The two non-controlling senior notes will be held outside the trust to be contributed to future securitizations.

In aggregate, the portfolio totals 10,576 rooms, or “keys,” located in 27 different states. Only 11 hotels representing 12% of the allocated loan balance have franchise expiries during the loan term. Most are managed by Aimbridge Hospitality (84.9% of the total loan amount); the remainder is managed by either Hersha Hospitality Management or Schulte Hospitality Group,

The biggest risk to the transaction, according to DBRS, is the fact that the portfolio is concentrated in a single type of property, and one with volatile cash flows.

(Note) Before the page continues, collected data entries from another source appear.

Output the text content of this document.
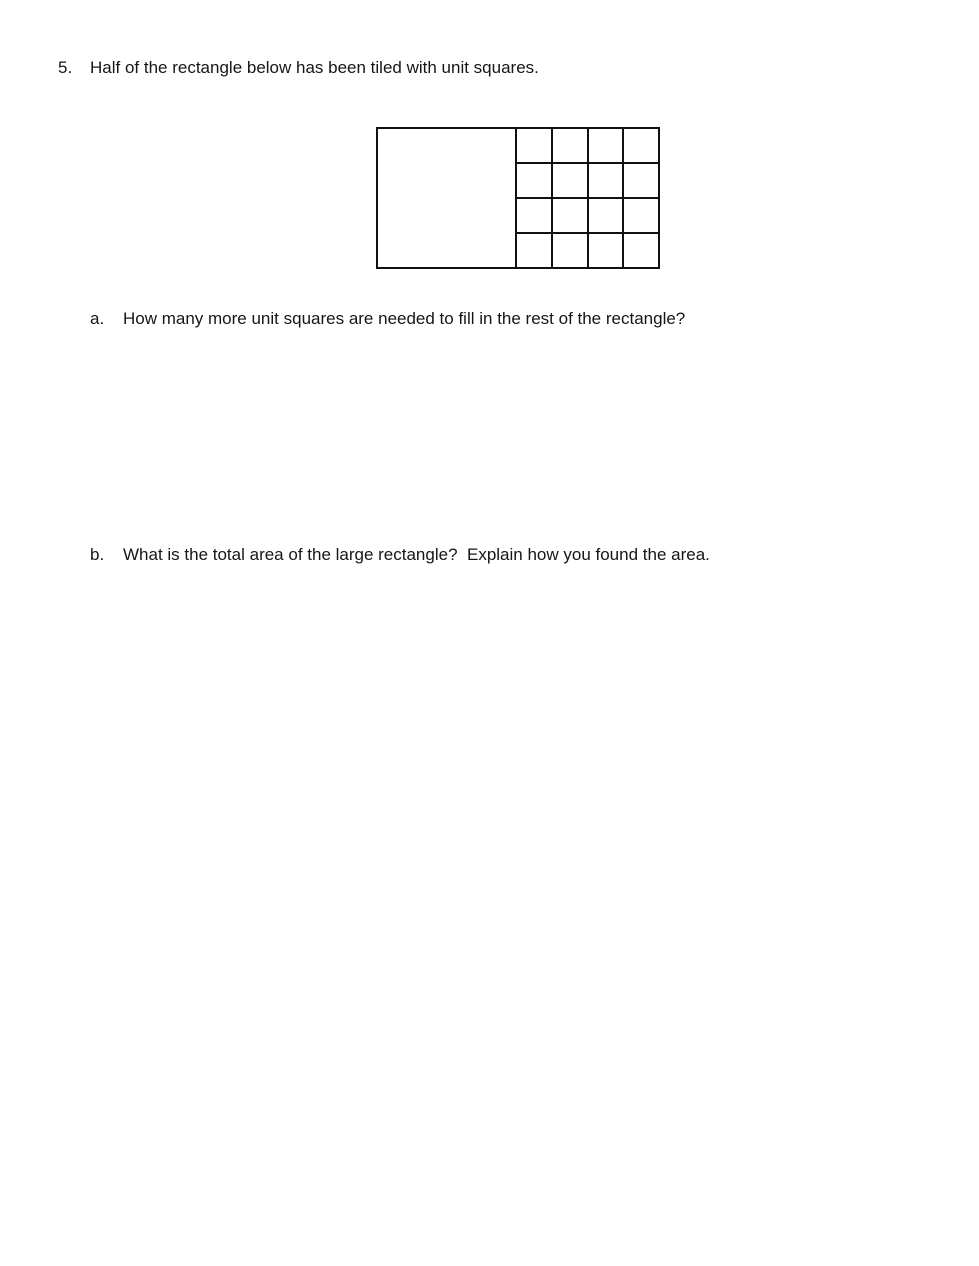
5.	Half of the rectangle below has been tiled with unit squares.
a.	How many more unit squares are needed to fill in the rest of the rectangle?
b.	What is the total area of the large rectangle?  Explain how you found the area.
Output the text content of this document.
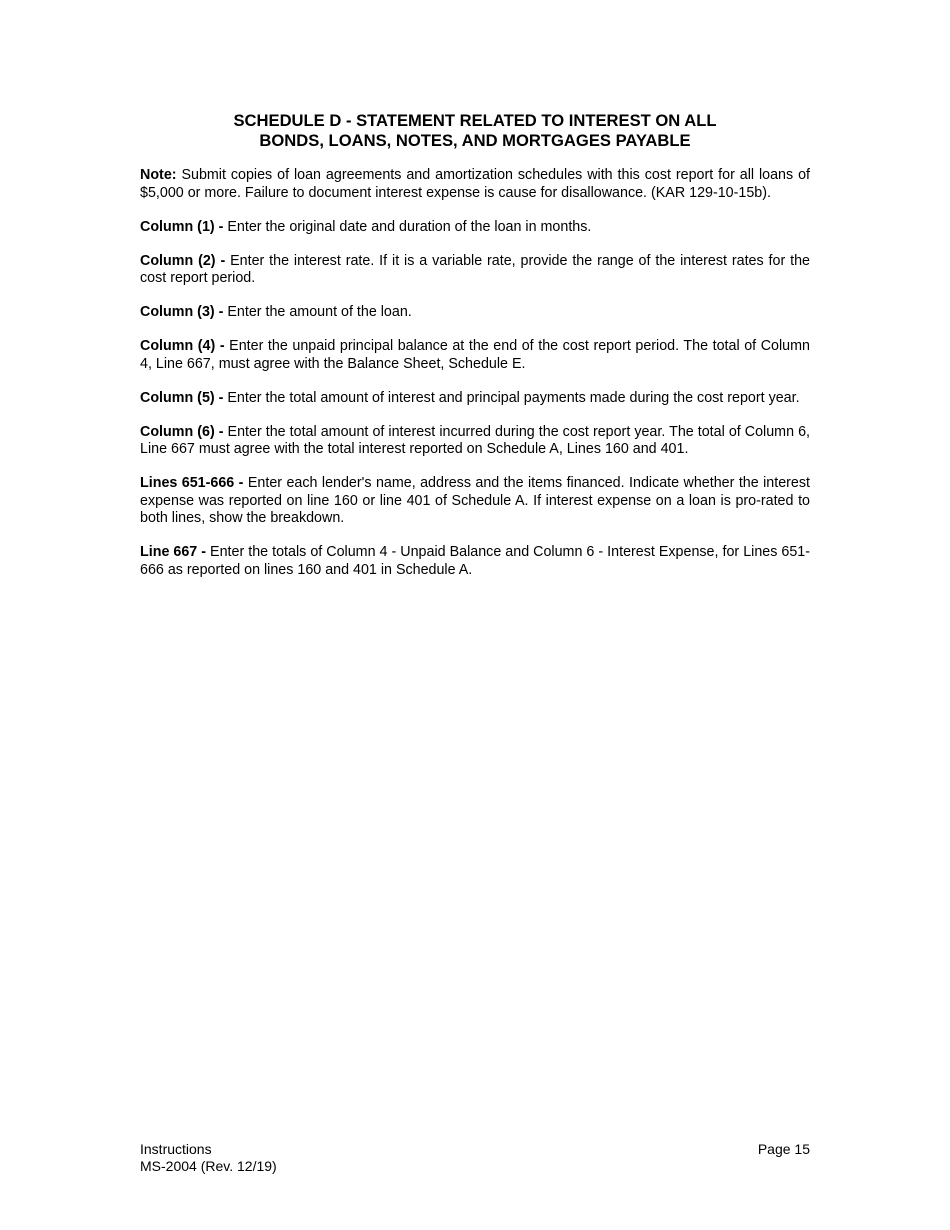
SCHEDULE D - STATEMENT RELATED TO INTEREST ON ALL
BONDS, LOANS, NOTES, AND MORTGAGES PAYABLE

Note: Submit copies of loan agreements and amortization schedules with this cost report for all loans of $5,000 or more. Failure to document interest expense is cause for disallowance. (KAR 129-10-15b).

Column (1) - Enter the original date and duration of the loan in months.

Column (2) - Enter the interest rate. If it is a variable rate, provide the range of the interest rates for the cost report period.

Column (3) - Enter the amount of the loan.

Column (4) - Enter the unpaid principal balance at the end of the cost report period. The total of Column 4, Line 667, must agree with the Balance Sheet, Schedule E.

Column (5) - Enter the total amount of interest and principal payments made during the cost report year.

Column (6) - Enter the total amount of interest incurred during the cost report year. The total of Column 6, Line 667 must agree with the total interest reported on Schedule A, Lines 160 and 401.

Lines 651-666 - Enter each lender's name, address and the items financed. Indicate whether the interest expense was reported on line 160 or line 401 of Schedule A. If interest expense on a loan is pro-rated to both lines, show the breakdown.

Line 667 - Enter the totals of Column 4 - Unpaid Balance and Column 6 - Interest Expense, for Lines 651-666 as reported on lines 160 and 401 in Schedule A.

Instructions
MS-2004 (Rev. 12/19)
Page 15
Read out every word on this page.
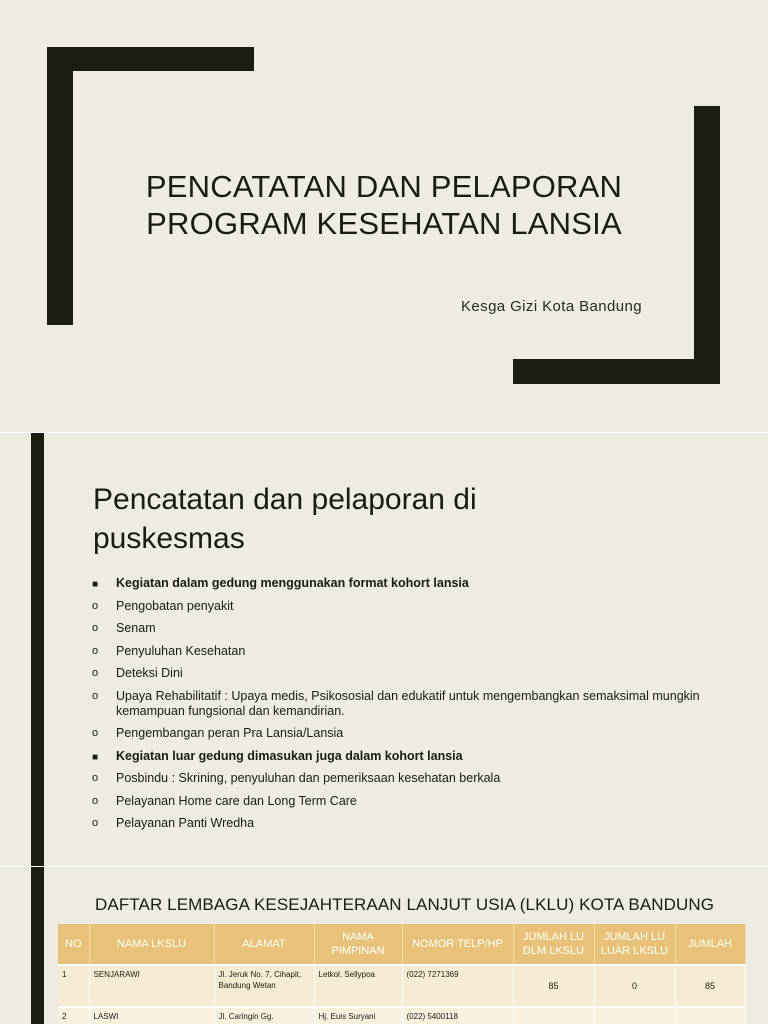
PENCATATAN DAN PELAPORAN
PROGRAM KESEHATAN LANSIA
Kesga Gizi Kota Bandung
Pencatatan dan pelaporan di
puskesmas
■	Kegiatan dalam gedung menggunakan format kohort lansia
o	Pengobatan penyakit
o	Senam
o	Penyuluhan Kesehatan
o	Deteksi Dini
o	Upaya Rehabilitatif : Upaya medis, Psikososial dan edukatif untuk mengembangkan semaksimal mungkin kemampuan fungsional dan kemandirian.
o	Pengembangan peran Pra Lansia/Lansia
■	Kegiatan luar gedung dimasukan juga dalam kohort lansia
o	Posbindu : Skrining, penyuluhan dan pemeriksaan kesehatan berkala
o	Pelayanan Home care dan Long Term Care
o	Pelayanan Panti Wredha
DAFTAR LEMBAGA KESEJAHTERAAN LANJUT USIA (LKLU) KOTA BANDUNG
NO	NAMA LKSLU	ALAMAT	NAMA PIMPINAN	NOMOR TELP/HP	JUMLAH LU DLM LKSLU	JUMLAH LU LUAR LKSLU	JUMLAH
1	SENJARAWI	Jl. Jeruk No. 7, Cihapit, Bandung Wetan	Letkol. Sellypoa	(022) 7271369	85	0	85
2	LASWI	Jl. Caringin Gg.	Hj. Euis Suryani	(022) 5400118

Also, the new financing results in a loan-to-value ratio, as calculated, by DBRS of 116.9%. The rating characterizes this as “high,” though it acknowledges that it is based on a “stressed” valuation assuming a significant increase in market cap rates. Based on the appraiser’s current market valuation, which assumes a bulk sale, the LTV is 68.7%, which would imply that the owner still has $365 million of equity in the properties.

DBRS takes comfort in the geographic diversity of the properties; Texas has the highest concentration by allocated loan balance (17.2%) and it also has the highest concentration by number, with 32 hotels located in the state.

DBRS also noted that the sponsor has made sizable capital investment across the portfolio, portfolio, with $80.7 million ($7,634 per key) spent through the second quarter of this year.

The collateral portfolio reports an average occupancy of 72.7% for the 12 months ending in June.